BNP Euro-election Campaign

"The British National Party" according to the July issue of Searchlight "polled a smaller share of the vote than it did in the 1997 general election. In total it gained 102,647 votes, a miserly 1% share of the votes cast.

This compares poorly with the 1997 general election when the party stood 56 candidates gaining 1.43 % of the vote". Got that? Seems clear enough. More people voted BNP in 1997 than they did in 1999. Encouraging, you might think? Except it's not true.

In fact, the numbers of people actually voting BNP almost tripled, from 35,000 in 1997 to over 100,000 in 1999. True, they stood 23 more candidates in the Euro election. But surely the ability to do so is merely evidence of a strengthening of infrastructure than anything else. Additionally, these electoral gains were off the back of a new post-war low of less than one in four of those eligible actually voting. When you take into account that from the outset the election campaign was designed to recruit, raise the BNP profile nationally, and break out of the protest group slot, "failure," "disastrous," much less a "fiasco" are just a little misleading.

In order to justify the tabloid type reporting, the 1% in 1999 is judged unfavourably against the BNP percentage in 1997 by dividing the total vote accrued by the BNP amongst the BNP 's own candidates rather than against a percentage of the total numbers of votes cast. Comparing like with like, the real 1997 percentage of "votes cast" is revealed as a mere 0.13%. So not only did the fascists almost triple it's number of voters from 35,000 to 102,000 in two years, but also increased it 's percentage share of the vote seven fold. As a side dish the champions of the socialist Left in the form of the SLP were roundly beaten in seven out of the nine English regions.

Without taking off his socks any fascist that was numerate could work this out for himself. So, the Searchlight spin cannot be explained away as an attempt to demoralise the Far Right, when the people they are really mugging off are at the other end of the spectrum.

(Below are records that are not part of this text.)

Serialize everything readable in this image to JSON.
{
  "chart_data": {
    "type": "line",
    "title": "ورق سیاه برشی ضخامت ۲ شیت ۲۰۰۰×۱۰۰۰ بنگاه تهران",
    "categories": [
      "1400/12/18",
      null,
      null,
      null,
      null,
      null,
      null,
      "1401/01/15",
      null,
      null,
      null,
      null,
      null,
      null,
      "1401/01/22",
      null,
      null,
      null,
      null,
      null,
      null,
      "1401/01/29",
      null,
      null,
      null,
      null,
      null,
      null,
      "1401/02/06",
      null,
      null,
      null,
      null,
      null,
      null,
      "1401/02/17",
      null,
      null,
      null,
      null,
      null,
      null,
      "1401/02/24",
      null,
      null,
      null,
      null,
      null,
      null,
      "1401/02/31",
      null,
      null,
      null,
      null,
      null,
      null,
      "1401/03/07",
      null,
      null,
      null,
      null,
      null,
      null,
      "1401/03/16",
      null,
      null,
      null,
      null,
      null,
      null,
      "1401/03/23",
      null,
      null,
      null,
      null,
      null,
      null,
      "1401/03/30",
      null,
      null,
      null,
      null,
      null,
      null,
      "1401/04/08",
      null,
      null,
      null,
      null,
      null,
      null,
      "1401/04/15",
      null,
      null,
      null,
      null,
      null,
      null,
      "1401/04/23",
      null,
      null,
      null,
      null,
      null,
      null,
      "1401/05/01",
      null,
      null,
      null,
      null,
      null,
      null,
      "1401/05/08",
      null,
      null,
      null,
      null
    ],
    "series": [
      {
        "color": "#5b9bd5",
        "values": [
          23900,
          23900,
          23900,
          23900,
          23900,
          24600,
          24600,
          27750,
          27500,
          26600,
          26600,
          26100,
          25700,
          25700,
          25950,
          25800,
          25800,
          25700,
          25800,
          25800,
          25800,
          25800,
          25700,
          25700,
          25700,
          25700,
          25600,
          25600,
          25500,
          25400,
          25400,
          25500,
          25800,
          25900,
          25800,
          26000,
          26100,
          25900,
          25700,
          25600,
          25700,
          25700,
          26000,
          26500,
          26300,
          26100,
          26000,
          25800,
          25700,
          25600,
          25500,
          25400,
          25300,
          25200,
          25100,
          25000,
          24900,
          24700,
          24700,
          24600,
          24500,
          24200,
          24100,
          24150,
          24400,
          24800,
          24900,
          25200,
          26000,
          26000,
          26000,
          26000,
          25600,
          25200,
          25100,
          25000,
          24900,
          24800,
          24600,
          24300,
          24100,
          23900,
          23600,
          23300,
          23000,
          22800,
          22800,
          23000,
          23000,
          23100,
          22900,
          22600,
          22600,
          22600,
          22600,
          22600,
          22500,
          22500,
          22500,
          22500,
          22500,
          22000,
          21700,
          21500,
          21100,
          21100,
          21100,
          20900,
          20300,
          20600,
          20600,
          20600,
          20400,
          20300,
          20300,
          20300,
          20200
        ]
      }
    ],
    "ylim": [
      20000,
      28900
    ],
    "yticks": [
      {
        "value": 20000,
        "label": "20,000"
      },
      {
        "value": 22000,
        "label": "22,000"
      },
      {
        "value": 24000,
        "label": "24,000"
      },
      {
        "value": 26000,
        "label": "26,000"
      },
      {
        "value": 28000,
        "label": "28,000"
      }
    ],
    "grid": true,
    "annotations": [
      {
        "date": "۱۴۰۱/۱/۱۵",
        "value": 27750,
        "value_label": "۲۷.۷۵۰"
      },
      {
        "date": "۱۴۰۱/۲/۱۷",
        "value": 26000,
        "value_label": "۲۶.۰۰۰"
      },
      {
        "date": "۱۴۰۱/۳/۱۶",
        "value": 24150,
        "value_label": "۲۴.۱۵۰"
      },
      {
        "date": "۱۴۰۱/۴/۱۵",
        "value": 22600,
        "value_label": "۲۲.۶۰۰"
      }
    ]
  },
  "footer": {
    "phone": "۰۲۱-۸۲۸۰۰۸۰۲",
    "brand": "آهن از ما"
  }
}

For entirely opportunist reasons it would appear the BNP Euro campaign was written up as calamity simply so Searchlight could justify it 's existence by claiming as a "success" it 's "repeated exposes" in the lead up to the election. Searchlight co-editor Nick Lowles, responsible for the sleight of hand, was exposed in July 1997 after a protracted AFA internal inquiry as a mole who ruthlessly manipulated the anti-fascist movement in general and AFA in particular to further Searchlight 's sectional agenda. Two entire AFA branches who had fallen under the Searchlight spell were reluctantly purged. And judging by reports it was not for his 'steadiness under fire ' against a violent Far Right that Lowles earned his spurs. Rather as a result of his efforts in Yorkshire it was militant anti-fascism rather than militant nationalism that was fatally undermined. Less subtly, in Germany recently Searchlight agents attempted to prevent, with accompanying threats of violence, militant anti-fascists from presenting their analysis to a large political rally. Not that any of this will give Gerry Gable any sleepless nights. The 'end justifies the means ' is a motto, had it not existed, Gable would have been required to invent. But given that Gable has publicly 'come out ' as a member of John Grieve 's State-sponsored 'Racial and Violent Crimes Task Force ', what is increasingly puzzling militant anti-fascism across Europe is no longer the dubious means - but what from a Searchlight perspective is the desired end? A battle cry of 'Never Again! ', combined with an 11 million strong, Europe-wide, fascist vote, in tandem with a Searchlight headline reading "Far Right set back," simply doesn't compute. I don 't know who they think they 're fooling, but they 're not fooling us.